Что же происходило? Люди восторгались кровоточащим уродством Спасителя; они, плача или смеясь, восторгались этим уродством и наслаждались своими муками, не обоснованными ничем. Но разве не было происходившее с Ним совсем другим - гораздо глубже и дальше от поддающегося словесному выражению? Разве Бог, в безмерной Своей красоте, явился на землю не для того, чему люди упорно противятся, - чтобы любить и быть любимым? Разве Он не вышел из себя самого, ибо не мог долее терпеть муки? И не начал вести жизнь, исполненную цельности во всех чувствах? Он раскрыл Свое сердце ради любви. В Нем не было ничего, кроме пылкости и красоты; однако никто из людей не хотел быть любимым, никто не мог вынести Его сердечного пыла. Оттого и начались Его несказанные страдания, Его неизбывная печаль. Люди были вокруг Него, но не с Ним: они были от Него дальше, чем самое дальнее, что только можно себе вообразить. Он говорил им слова, но они их не понимали, не постигая того, что Он говорит о любви; и когда Он кого-то целовал, они не продумывали поцелуй до конца. Не нашлось никого, к кому бы Он мог обратиться. Тогда Он поник перед муками Своей жизни и плодоносностью Своей смерти. Сам Бог превратился в муку окровавленного уродства. Его предсмертные жесты были немым криком, выражавшим одно желание: полюбите друг друга, чтобы Я спасся из бездны Моей беды! Но они и тогда не поняли, больше того: именно в этот миг истолковали Его слова превратно и отлили из них тяжелую бронзу учения, противоречащего их сути. Они начали обезьянничать, подражая Его страданию, стали презирать то, к чему Он стремился, и занялись устройством жутких мистерий своего страдания, Ему ненавистного. Он страдал, а им лишь мнилось, что они страдают. Их страданья исчерпывались, когда ими овладевала усталость, Он же, бессонный, доходил до конца ужасного -до того места, где ужас темен, как корка запекшейся крови. Он кричал: полюбите друг друга, дабы Я убедился в исполненности Моих трудов. А они - истязали себя, ближних же подвергали пыткам, или убивали, или приговаривали к смертной казни; они мучали животных, дрались между собой и пестовали взаимную ненависть. Бог додумал до конца их жестокость, которую сами они даже не умели высказать, которая им самим была как бы нипочем, ибо они сложили с себя бремя всякого чувствования и позволили своему внутреннему застыть, обратившись в слова. Всякий раз, когда они убивают какого-нибудь человека или делают его уродливым и тем унижают, они наносят удар Богу, висящему на кресте.

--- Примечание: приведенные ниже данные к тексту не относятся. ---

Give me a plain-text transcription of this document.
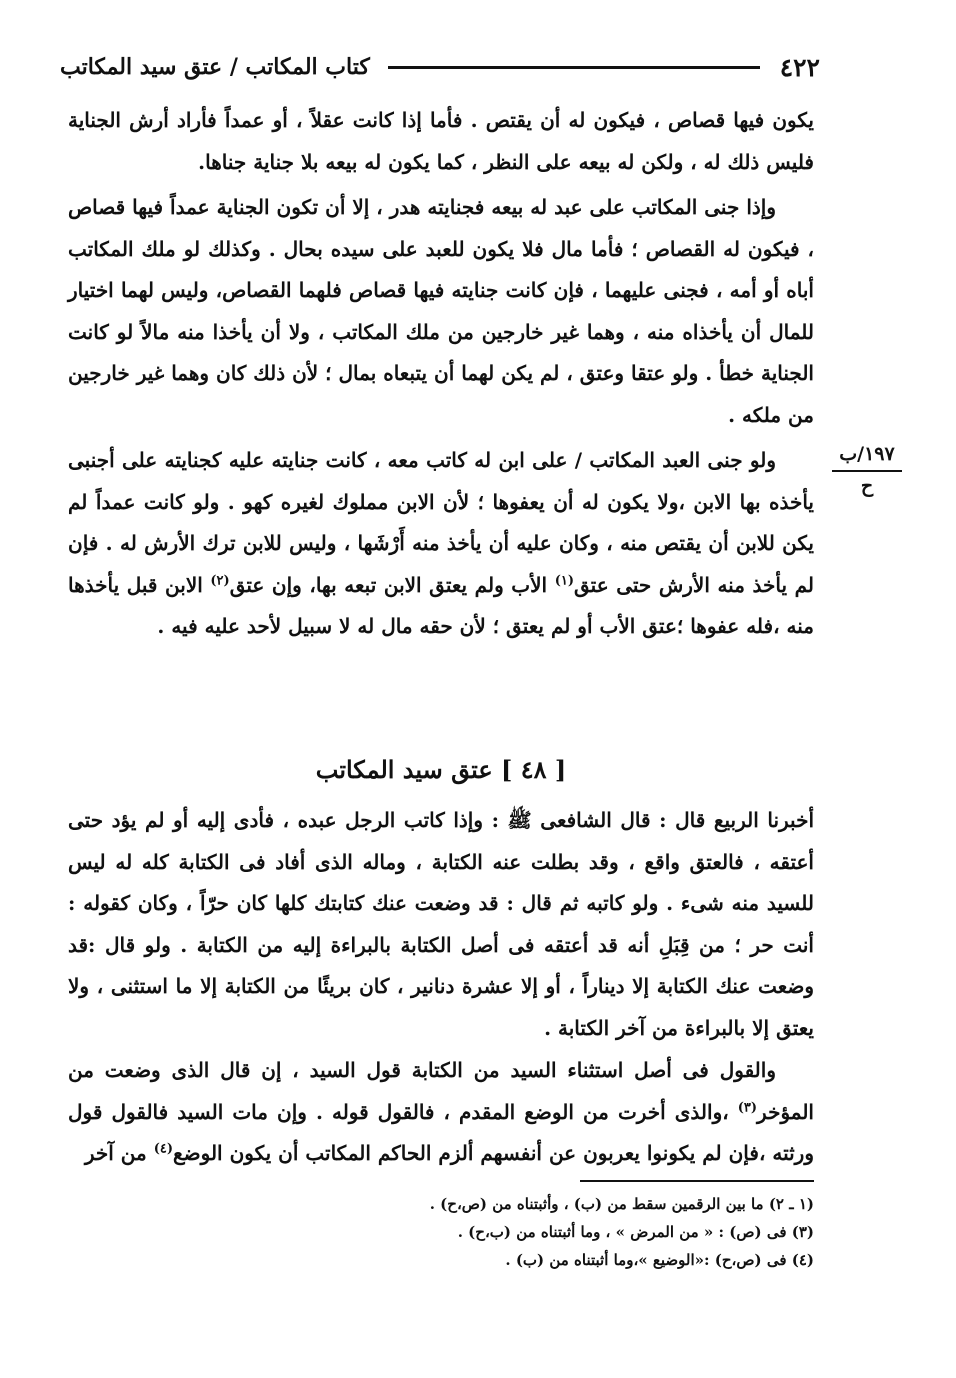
٤٢٢
كتاب المكاتب / عتق سيد المكاتب

يكون فيها قصاص ، فيكون له أن يقتص . فأما إذا كانت عقلاً ، أو عمداً فأراد أرش الجناية فليس ذلك له ، ولكن له بيعه على النظر ، كما يكون له بيعه بلا جناية جناها.

وإذا جنى المكاتب على عبد له بيعه فجنايته هدر ، إلا أن تكون الجناية عمداً فيها قصاص ، فيكون له القصاص ؛ فأما مال فلا يكون للعبد على سيده بحال . وكذلك لو ملك المكاتب أباه أو أمه ، فجنى عليهما ، فإن كانت جنايته فيها قصاص فلهما القصاص، وليس لهما اختيار للمال أن يأخذاه منه ، وهما غير خارجين من ملك المكاتب ، ولا أن يأخذا منه مالاً لو كانت الجناية خطأ . ولو عتقا وعتق ، لم يكن لهما أن يتبعاه بمال ؛ لأن ذلك كان وهما غير خارجين من ملكه .

ولو جنى العبد المكاتب / على ابن له كاتب معه ، كانت جنايته عليه كجنايته على أجنبى يأخذه بها الابن ،ولا يكون له أن يعفوها ؛ لأن الابن مملوك لغيره كهو . ولو كانت عمداً لم يكن للابن أن يقتص منه ، وكان عليه أن يأخذ منه أَرْشَها ، وليس للابن ترك الأرش له . فإن لم يأخذ منه الأرش حتى عتق$^{(١)}$ الأب ولم يعتق الابن تبعه بها، وإن عتق$^{(٢)}$ الابن قبل يأخذها منه ،فله عفوها ؛عتق الأب أو لم يعتق ؛ لأن حقه مال له لا سبيل لأحد عليه فيه .

١٩٧/ب
ح
[ ٤٨ ] عتق سيد المكاتب

أخبرنا الربيع قال : قال الشافعى ﷺ : وإذا كاتب الرجل عبده ، فأدى إليه أو لم يؤد حتى أعتقه ، فالعتق واقع ، وقد بطلت عنه الكتابة ، وماله الذى أفاد فى الكتابة كله له ليس للسيد منه شىء . ولو كاتبه ثم قال : قد وضعت عنك كتابتك كلها كان حرّاً ، وكان كقوله : أنت حر ؛ من قِبَلِ أنه قد أعتقه فى أصل الكتابة بالبراءة إليه من الكتابة . ولو قال :قد وضعت عنك الكتابة إلا ديناراً ، أو إلا عشرة دنانير ، كان بريئًا من الكتابة إلا ما استثنى ، ولا يعتق إلا بالبراءة من آخر الكتابة .

والقول فى أصل استثناء السيد من الكتابة قول السيد ، إن قال الذى وضعت من المؤخر$^{(٣)}$ ،والذى أخرت من الوضع المقدم ، فالقول قوله . وإن مات السيد فالقول قول ورثته ،فإن لم يكونوا يعربون عن أنفسهم ألزم الحاكم المكاتب أن يكون الوضع$^{(٤)}$ من آخر

(١ ـ ٢) ما بين الرقمين سقط من (ب) ، وأثبتناه من (ص،ح) .
(٣) فى (ص) : « من المرض » ، وما أثبتناه من (ب،ح) .
(٤) فى (ص،ح) :«الوضيع »،وما أثبتناه من (ب) .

Я бы хотел подняться, и рыкнуть как лев в пустыне или как ветер, рыщущий вкруг домов, и закричать людям: Любите, любите! Но они губят других и, словно проститутки, торгуют собой; значит, они способны вынести такое - видеть распятого Христа, - коли повторяют свои беззакония каждодневно.

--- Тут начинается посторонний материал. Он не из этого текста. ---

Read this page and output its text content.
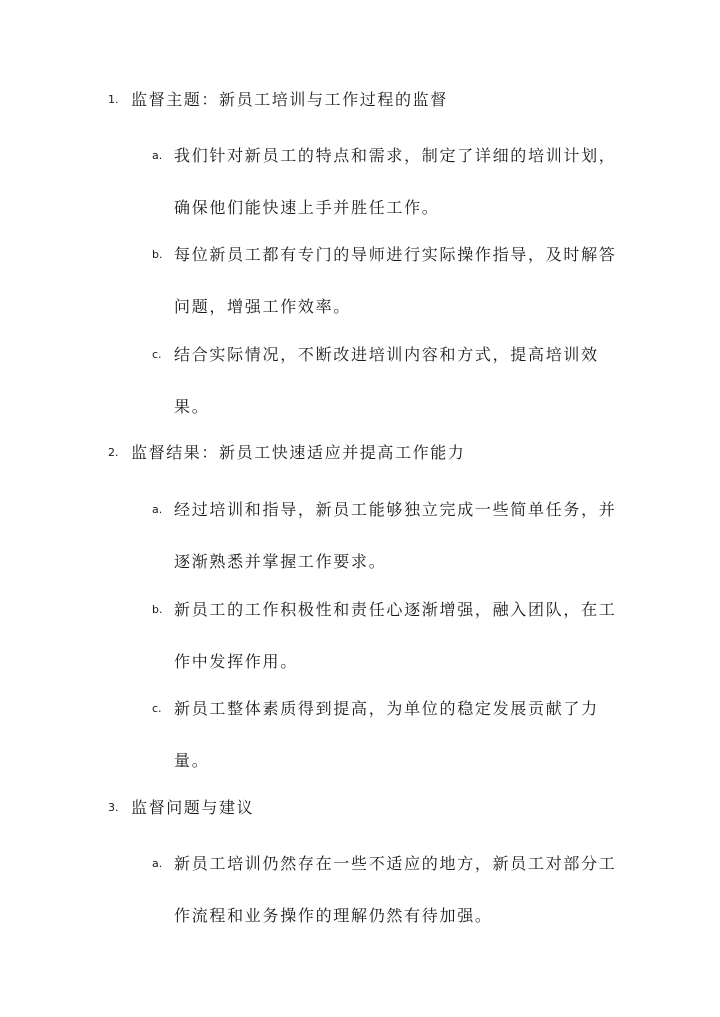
1. 监督主题：新员工培训与工作过程的监督
a. 我们针对新员工的特点和需求，制定了详细的培训计划，确保他们能快速上手并胜任工作。
b. 每位新员工都有专门的导师进行实际操作指导，及时解答问题，增强工作效率。
c. 结合实际情况，不断改进培训内容和方式，提高培训效果。
2. 监督结果：新员工快速适应并提高工作能力
a. 经过培训和指导，新员工能够独立完成一些简单任务，并逐渐熟悉并掌握工作要求。
b. 新员工的工作积极性和责任心逐渐增强，融入团队，在工作中发挥作用。
c. 新员工整体素质得到提高，为单位的稳定发展贡献了力量。
3. 监督问题与建议
a. 新员工培训仍然存在一些不适应的地方，新员工对部分工作流程和业务操作的理解仍然有待加强。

Они попробовали, уже после смерти Спасителя, исполнить завет, которым долго пренебрегали: любить. Они обратили свою любовь к Богу, коего знали только по Имени, а трудов Его вовсе не замечали, - и потому отдалились от Него еще больше. Они охотно и неутолимо любят Того, к кому нынче уже нельзя приблизиться, ибо Он мертв (а прежде, когда было можно, они Его мольбам не вняли). Теперь они вообразили, будто возвысились, в христианском смирении, - но не пытаются никому помочь, ибо вся их воля устремлена к тому Имени, которое в них более не нуждается.